Things are likely to remain sluggish for the near future, said Mesinger. “People will sit on the sidelines even if they have the finances, as they want to pay the right price.” However, all of Europe is not equal. Mesinger said he had heard that five used aircraft went into Turkey, and he added that demand from emerging markets in Africa, such as Nigeria, should bolster the sector.

But UK-based broker Steve Varsano does not share the gloomy assessment of his colleagues. He recently opened The Jet Business in central London as a new approach to giving prospective buyers the chance to evaluate all available options independently.
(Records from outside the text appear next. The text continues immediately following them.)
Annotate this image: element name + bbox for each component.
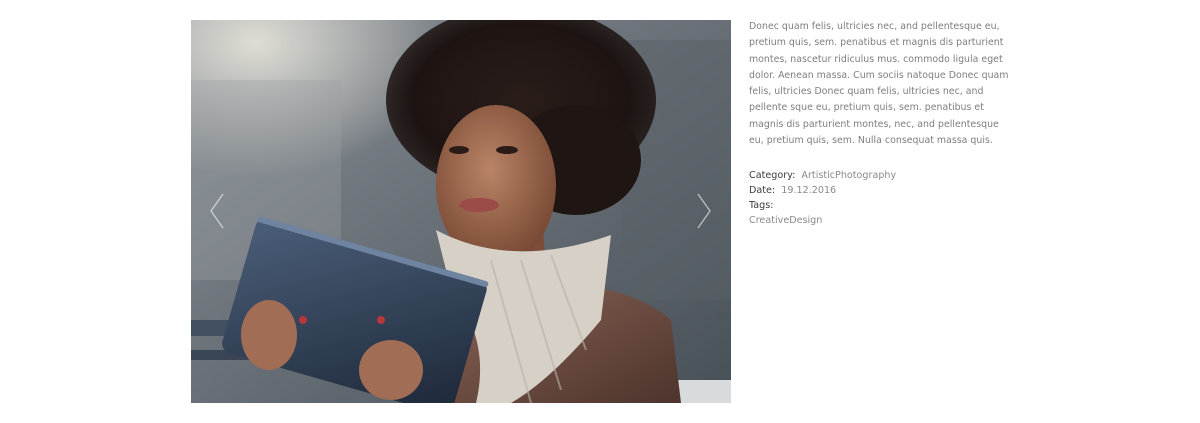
date-label: Date: [749, 185, 776, 197]
project-category: Category: ArtisticPhotography [749, 169, 1011, 184]
project-details: Donec quam felis, ultricies nec, and pel… [749, 19, 1011, 229]
slider-prev-button[interactable] [208, 192, 226, 230]
slider-next-button[interactable] [695, 192, 713, 230]
project-photo [191, 20, 731, 403]
tags-list: CreativeDesign [749, 214, 1011, 229]
tags-label: Tags: [749, 199, 774, 211]
category-link[interactable]: ArtisticPhotography [801, 170, 896, 181]
project-date: Date: 19.12.2016 [749, 184, 1011, 199]
project-image-slider[interactable] [191, 20, 731, 403]
chevron-right-icon [697, 193, 711, 229]
category-label: Category: [749, 170, 796, 182]
date-value: 19.12.2016 [781, 185, 837, 197]
chevron-left-icon [210, 193, 224, 229]
tag-link[interactable]: CreativeDesign [749, 215, 822, 226]
project-description: Donec quam felis, ultricies nec, and pel… [749, 21, 1009, 147]
portfolio-single: Donec quam felis, ultricies nec, and pel… [0, 0, 1200, 423]
project-tags: Tags: [749, 199, 1011, 214]
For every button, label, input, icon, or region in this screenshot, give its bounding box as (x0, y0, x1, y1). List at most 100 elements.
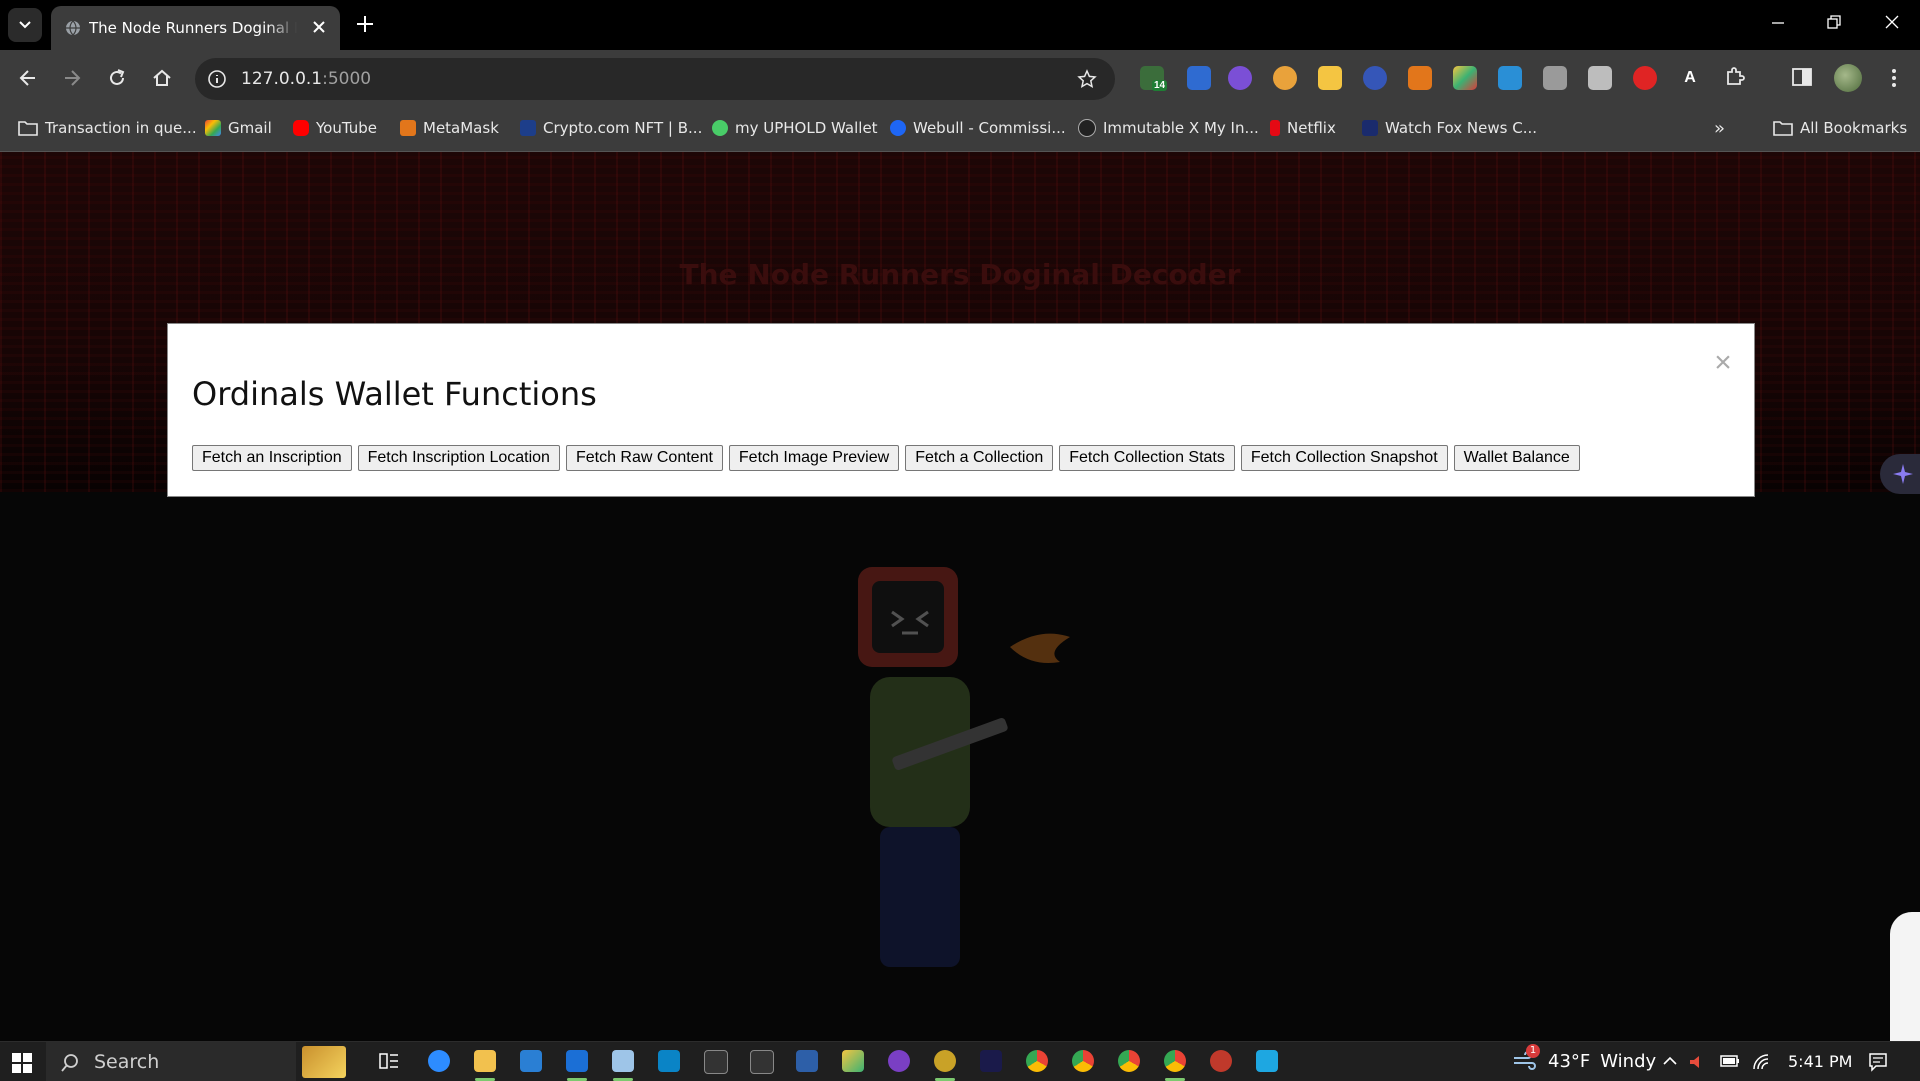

“The industry is doing fantastically at the top end of the market, in pretty much the same way that it is for real estate,” he told a press briefing last month. “Between 5 and 14 percent of aircraft are available for sale across all types and in some cases that means barely 10 aircraft in each category available across the world.”

European-registered pre-owned aircraft, especially those that meet JAR-OPS requirements, are currently in vogue with jet brokers, panelists said at a jet broker session during the National Aircraft Finance Association annual meeting in Savannah late last month. A weaker euro and the desire of some European operators to shed business aircraft during times of austerity have created a ready supply at reasonable prices, they said.

Guardian Jet president Mike Dywer also said he prefers JAR-OPS aircraft because they are better equipped from an avionics viewpoint, insulating buyers from having to spend money to upgrade them in the near-term. “JAR-OPS aircraft meet future U.S. equipage requirements,” he noted, “so having these additional avionics increases their resale value should the buyer want to dispose of the aircraft in another three to five years.”

Kirby Ramsey Aviation Group co-founder Paul Kirby agreed that European aircraft are better equipped and said that there are “lots of good values in Europe right now.”